What NOT to Say When You Pick up your Child from Kindi
Because there is always room for improvement
There is a question that has been asked from the beginning of time. Do you know which one I’m talking about?
The legendary: “How was your day”?
Seriously! How often have you replied honestly and thoroughly to this question between the age of 4 years and now?
It’s the same as saying “How are you doing” at the checkout counter: no one wants to have a conversation, and no one pays attention to your answer.
“How was your day” is a well-meaning, extremely generic and kind of pointless question, asked to an overwhelmed being (a child in this case) that has had to deal with a massive rollercoaster of feelings for the past hours (peers pressure, demanding teacher, unfamiliar foods, a scratch on the playground, missing mummy, and so many noises and information coming from everywhere), and needs assistance to express what has happened, as he doesn’t know where to start from.
Think about you, when you come home from an exhausting day at work; you walk through the door, someone asks you how your day was, you politely reply “Good” or “shit”, depending on the severity of the situation, and then you g on with our lives, have a shower, make dinner, get changed and so forth.
You answer, but you don’t talk or share.
We are used to this routine, but what if there was a better way to communicate with our little love that still doesn’t know much about handling feelings and they haven’t yet learned the ins and outs of how to be communicative?
Next time you pick up your child, I invite you to ask the following questions:
What would u have done differently today?
This is a great way to make your child think; he will start thinking about his daily activities, and only then he will be able to come up with the right answer.
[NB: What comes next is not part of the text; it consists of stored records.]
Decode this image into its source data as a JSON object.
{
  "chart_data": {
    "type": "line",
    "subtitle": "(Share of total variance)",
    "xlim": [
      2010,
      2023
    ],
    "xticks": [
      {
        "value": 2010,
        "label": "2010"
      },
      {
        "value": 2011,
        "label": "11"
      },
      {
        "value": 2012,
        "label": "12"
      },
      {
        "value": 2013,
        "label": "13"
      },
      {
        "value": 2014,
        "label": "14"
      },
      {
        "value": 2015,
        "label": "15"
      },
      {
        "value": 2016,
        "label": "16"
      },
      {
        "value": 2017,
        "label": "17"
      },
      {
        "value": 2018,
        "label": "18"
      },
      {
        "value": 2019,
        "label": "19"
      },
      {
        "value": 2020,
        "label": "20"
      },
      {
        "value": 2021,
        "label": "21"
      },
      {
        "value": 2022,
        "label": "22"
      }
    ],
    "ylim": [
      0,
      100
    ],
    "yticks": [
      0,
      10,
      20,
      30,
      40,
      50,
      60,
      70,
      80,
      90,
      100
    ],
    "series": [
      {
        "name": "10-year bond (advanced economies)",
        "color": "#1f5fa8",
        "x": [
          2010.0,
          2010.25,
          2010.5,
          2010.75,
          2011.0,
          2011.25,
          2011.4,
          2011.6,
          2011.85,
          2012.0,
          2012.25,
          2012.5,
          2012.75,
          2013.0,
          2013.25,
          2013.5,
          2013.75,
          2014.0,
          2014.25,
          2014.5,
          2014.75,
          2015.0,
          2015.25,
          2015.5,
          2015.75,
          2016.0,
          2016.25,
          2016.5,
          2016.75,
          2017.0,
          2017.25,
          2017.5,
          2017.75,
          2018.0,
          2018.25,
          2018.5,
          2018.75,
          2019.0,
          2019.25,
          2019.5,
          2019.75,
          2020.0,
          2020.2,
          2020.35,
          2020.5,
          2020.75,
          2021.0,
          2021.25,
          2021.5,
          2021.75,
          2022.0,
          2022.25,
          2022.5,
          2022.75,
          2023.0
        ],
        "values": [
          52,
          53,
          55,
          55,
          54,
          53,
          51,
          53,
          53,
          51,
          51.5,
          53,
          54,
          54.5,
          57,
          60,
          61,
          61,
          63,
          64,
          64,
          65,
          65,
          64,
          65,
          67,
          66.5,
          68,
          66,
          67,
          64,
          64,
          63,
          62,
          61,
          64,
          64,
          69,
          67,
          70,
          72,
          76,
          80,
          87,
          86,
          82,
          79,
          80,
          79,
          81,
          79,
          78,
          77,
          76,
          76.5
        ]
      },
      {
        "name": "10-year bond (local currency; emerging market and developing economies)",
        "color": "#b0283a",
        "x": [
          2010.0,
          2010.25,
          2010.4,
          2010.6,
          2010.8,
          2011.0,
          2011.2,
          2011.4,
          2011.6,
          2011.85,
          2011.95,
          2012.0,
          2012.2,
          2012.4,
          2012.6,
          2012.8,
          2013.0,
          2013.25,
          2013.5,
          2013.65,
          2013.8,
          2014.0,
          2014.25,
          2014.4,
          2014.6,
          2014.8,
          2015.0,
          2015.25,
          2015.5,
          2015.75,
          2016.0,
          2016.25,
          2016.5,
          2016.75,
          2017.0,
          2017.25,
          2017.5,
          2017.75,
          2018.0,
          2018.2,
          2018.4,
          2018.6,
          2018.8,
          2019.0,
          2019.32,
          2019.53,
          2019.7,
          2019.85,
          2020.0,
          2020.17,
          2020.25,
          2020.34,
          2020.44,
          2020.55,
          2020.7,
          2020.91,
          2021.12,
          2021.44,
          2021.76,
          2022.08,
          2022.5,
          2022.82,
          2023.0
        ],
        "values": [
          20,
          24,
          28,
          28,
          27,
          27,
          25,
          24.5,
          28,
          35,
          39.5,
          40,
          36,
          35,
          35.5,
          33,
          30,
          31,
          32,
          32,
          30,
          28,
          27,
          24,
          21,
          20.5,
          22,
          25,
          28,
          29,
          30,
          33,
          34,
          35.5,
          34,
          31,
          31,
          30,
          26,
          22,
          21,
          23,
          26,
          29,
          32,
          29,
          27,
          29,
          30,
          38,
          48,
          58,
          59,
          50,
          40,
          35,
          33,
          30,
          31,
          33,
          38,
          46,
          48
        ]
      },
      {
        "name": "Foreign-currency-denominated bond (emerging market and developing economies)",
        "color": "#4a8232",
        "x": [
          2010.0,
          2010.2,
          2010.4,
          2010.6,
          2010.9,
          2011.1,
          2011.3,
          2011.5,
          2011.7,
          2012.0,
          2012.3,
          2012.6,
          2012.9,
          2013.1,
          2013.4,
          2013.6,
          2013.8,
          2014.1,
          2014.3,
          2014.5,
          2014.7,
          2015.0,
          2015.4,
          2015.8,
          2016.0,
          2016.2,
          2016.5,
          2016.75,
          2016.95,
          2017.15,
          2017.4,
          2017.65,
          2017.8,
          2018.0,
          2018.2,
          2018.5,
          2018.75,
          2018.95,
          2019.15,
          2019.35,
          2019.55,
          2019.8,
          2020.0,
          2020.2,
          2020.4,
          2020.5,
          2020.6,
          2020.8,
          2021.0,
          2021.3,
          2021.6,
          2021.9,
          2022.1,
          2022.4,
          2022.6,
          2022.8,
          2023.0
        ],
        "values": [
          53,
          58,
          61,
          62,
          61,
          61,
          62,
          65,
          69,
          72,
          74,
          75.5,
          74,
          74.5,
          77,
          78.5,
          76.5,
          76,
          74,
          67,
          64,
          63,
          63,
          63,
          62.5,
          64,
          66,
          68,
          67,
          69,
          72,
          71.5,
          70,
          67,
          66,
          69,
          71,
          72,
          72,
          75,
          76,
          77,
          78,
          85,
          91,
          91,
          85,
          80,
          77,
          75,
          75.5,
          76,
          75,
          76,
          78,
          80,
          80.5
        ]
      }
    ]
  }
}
It will give him perspective on how things could be handled differently, and if you listen carefully instead of giving unwanted advice, he will start trusting you and asking for your opinion.
I’m sure you will get the “Ummmm, I don’t know” answer, which is fine; your child may not be ready to talk, or he needs some extra time. In that case, give him what he needs, and ask the question at a different time.
What was the best thing that happened today?
This is a great starter if you want to bring joy into the conversation and if you want to become part of your child’s life; you are going to get the funniest and delicious answers, and I invite you to open your ears and truly listen, because this is a way for your child to give you all the info on what is going on in his ever-expanding brain.
I heard a variety of answers such as “I saved a snail” to “I convinced…to let me chew her hair”; this information give you a massive insight into what is important on your child’s life and on how he is processing the outside world. Don’t half listen, pay attention to what he is expressing, as much as you would pay attention to an adult that is finally ready to open up.
What mistake have you done and how are u going to behave next time?
This question has 2 benefits. It’s going to invite your child to think very hard on what he has done and how he has behaved and understand if any mistake was truly made. Secondly, this is going to teach him that mistakes are fine and that we learn from them.
You can’t expect your 3 years old child to give you a full answer, and he will probably find some difficulties in coming up with a solution, but that’s what you are there for; to support him to grow, and to challenge his thinking constructively.
Silence
Silence is gold. For both parties.
I have a sensitive child, and if I pick her up from kindies and take her to a crowded space she is going to move from very excited to utterly overwhelmed in a matter of minutes. I know that when I pick her up she needs to eat and to settle in the pram, before making a sound.
I’m a sensitive mother; I do so many different things in one day, and I’m always so short in time that I normally pick up my little love with a head still full of thoughts and ideas; hugging her calms me down instantly, and pushing her home in silence is the perfect buffer time before an evening filled with fun activities.
Don’t feel obliged to be always interesting and to have to motivate your child every second of your life; but you have the option to do it in an interactive and fun manner, which will strengthen your relationship in the years to come. And if you decide to do that, open your ears, and be ready to listen; some answers are going to be funny and heart-warming, others are going to be challenging and heartbreaking, and that’ when you, as an adult, has the power to step in into your child’s life and bring perspective on thing. Enjoy and good luck!